There are all kinds of wider historical issues at stake too. Why, for example, was the building work started when it was? The Persians had destroyed the earlier monuments on the Acropolis in 480 BC. So why wait more than 30 years before embarking on a restoration programme? Some ancient writers, presumably with this same question in mind, referred to a solemn oath sworn by the Greeks in 479 just before their final victory, forbidding any such thing: ‘I will rebuild none of the temples that have been burned and cast down, but I will leave them as a monument to men hereafter, a memorial of the impiety of the barbarians’. But, if this prohibition really was in force (and already by the fourth century BC, cynics could dismiss the idea of such an oath as a piece of self-serving fiction), why was rebuilding suddenly allowed in the 440s? Certainly the sharpest memories of the Persians will have dulled somewhat by then – and the ruins on the Acropolis might well have come to seem more of a nuisance than a poignant memorial. But was the oath just conveniently forgotten? Or was it made irrelevant, as later Greek tradition had it, by a formal peace treaty between Greeks and Persia – which would also have removed the original raison d’être of the Delian League?

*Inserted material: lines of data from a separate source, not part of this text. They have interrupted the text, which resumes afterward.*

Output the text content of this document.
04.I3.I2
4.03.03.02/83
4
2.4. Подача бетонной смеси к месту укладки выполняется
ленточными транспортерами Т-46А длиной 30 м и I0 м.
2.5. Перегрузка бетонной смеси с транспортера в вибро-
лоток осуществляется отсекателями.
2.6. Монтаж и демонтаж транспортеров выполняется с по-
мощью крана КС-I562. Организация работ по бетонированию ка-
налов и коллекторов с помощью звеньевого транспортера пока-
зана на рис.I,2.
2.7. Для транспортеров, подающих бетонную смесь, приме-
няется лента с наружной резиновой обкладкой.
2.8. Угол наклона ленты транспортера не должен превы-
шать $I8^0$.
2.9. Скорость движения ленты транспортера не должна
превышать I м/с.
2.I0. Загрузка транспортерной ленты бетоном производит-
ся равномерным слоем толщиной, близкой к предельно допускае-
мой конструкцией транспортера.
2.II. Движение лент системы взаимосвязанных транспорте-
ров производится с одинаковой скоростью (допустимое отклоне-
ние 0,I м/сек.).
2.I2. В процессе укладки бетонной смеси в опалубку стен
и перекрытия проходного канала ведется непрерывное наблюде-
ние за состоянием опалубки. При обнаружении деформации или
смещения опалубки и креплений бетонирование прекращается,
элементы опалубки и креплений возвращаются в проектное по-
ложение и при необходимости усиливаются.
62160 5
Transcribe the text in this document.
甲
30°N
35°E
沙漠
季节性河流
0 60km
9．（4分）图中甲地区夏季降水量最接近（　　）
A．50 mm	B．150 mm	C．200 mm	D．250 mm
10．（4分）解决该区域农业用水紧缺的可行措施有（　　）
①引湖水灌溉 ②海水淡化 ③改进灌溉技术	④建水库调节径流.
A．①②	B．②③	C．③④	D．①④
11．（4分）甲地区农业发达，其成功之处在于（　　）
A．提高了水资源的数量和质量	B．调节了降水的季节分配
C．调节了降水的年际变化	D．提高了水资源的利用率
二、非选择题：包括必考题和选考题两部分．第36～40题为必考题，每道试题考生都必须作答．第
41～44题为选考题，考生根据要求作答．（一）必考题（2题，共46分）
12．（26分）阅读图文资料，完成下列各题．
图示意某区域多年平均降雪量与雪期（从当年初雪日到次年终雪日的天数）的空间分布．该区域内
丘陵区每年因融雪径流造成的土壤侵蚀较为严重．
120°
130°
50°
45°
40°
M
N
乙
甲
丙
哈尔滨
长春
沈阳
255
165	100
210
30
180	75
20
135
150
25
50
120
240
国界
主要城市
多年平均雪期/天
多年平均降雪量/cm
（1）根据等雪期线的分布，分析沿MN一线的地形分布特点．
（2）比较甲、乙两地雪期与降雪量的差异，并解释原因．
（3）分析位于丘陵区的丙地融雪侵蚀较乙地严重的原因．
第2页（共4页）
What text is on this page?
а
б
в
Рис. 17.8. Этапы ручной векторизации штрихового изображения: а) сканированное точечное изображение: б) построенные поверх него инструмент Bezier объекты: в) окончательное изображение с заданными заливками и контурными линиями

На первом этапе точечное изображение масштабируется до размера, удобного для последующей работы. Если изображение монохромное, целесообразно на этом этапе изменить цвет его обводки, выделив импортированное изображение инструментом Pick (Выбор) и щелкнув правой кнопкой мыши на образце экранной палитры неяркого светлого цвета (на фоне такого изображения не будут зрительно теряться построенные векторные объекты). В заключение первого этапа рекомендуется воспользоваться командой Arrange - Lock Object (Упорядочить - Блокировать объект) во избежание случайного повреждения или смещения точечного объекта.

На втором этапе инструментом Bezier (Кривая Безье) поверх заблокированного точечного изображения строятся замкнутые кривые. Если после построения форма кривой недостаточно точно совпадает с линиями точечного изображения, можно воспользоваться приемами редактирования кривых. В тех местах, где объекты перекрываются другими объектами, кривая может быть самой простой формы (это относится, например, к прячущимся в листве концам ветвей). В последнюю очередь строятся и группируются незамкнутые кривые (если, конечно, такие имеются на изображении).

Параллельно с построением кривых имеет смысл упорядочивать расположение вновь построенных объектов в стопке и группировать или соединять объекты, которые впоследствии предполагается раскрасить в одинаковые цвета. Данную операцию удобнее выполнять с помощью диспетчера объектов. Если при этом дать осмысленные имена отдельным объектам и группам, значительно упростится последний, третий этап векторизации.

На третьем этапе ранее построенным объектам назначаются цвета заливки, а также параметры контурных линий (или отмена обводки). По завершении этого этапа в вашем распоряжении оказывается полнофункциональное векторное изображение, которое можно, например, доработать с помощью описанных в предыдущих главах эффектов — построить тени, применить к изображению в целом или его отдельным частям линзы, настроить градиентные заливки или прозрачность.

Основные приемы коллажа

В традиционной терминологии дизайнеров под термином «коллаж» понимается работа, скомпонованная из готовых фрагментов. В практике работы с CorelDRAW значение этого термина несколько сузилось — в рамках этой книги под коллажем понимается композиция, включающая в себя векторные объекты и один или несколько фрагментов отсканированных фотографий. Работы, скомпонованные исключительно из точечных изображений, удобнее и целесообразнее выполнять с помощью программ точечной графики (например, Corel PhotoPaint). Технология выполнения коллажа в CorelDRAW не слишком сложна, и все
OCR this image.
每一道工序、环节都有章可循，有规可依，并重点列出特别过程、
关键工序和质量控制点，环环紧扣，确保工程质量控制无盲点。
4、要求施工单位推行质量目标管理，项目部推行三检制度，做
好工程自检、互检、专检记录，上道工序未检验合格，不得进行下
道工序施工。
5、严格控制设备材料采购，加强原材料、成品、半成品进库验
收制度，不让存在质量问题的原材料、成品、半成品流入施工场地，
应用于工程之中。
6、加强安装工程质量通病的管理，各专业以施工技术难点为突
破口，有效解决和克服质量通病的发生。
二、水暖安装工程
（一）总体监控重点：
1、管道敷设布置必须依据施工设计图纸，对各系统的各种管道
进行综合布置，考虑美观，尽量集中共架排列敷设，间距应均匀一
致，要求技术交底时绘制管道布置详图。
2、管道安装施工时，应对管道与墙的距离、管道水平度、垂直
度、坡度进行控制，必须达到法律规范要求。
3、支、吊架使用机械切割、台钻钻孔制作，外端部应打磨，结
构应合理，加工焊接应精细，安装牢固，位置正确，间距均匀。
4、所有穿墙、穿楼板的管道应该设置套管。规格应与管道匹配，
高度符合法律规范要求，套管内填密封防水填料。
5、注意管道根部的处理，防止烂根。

And who paid? The final price-tag on the Parthenon is utterly elusive. Most modern estimates reckon that the building itself cost less than the gold and ivory statue. But the exact figures produced – based on the fragments of surviving accounts, on what we know of the price of raw materials, transport and labour in the ancient world, plus inevitably a good deal of guesswork – vary by a factor of more than four. On the most modest, the whole building seems a bargain, not even reaching the total given by Thucydides for Athens’ annual income from the empire just before the start of the Great War. On the largest, it becomes an enormous drain on resources, and the whole Periclean building programme looks like a ghastly financial folly. But whichever figure you choose (or wherever on the spectrum in between), there is still the question of how far Plutarch’s objectors had a point. Did the allied budget really foot the bulk of the bill for ‘dressing up Athens like a whore’? Not surprisingly, modern opinion is divided here too. The majority view is that the fragmentary inscriptions of the building accounts do indeed confirm that huge transfers were made from the fighting fund to the building programme. But recently others have concluded, on the basis of exactly the same evidence, of course, that relatively little of the allies’ money was used; no more, in fact, than the tiny percentage of their contributions which was given as a regular offering each year to Athena herself (and could, you might argue, perfectly legitimately be used in building her a brand-new temple). But, in this case, maybe the difference does not matter so very much. However the bookkeeping was done, and however much the various pockets of finance were kept (formally) separate, the wealth of Athens in the mid-fifth century BC was both a direct and indirect consequence of its empire – and it was that empire that paid for the Parthenon.

In the chapters that follow I shall be scratching the surface of a number of these controversies, and thinking harder about how we can make sense of the ancient Parthenon and the culture in which it was created. But at the same time I shall constantly be keeping an eye on its later history, after antiquity and up to the present day. The Parthenon is, after all, as much a modern icon as an ancient ruin. If we wish to understand its significance in the ancient world, we need also to understand what has happened to it over the last two millennia, and how we have come to invest in it so much of our own cultural energy. It is for this reason that Chapter 3 starts in the Middle Ages.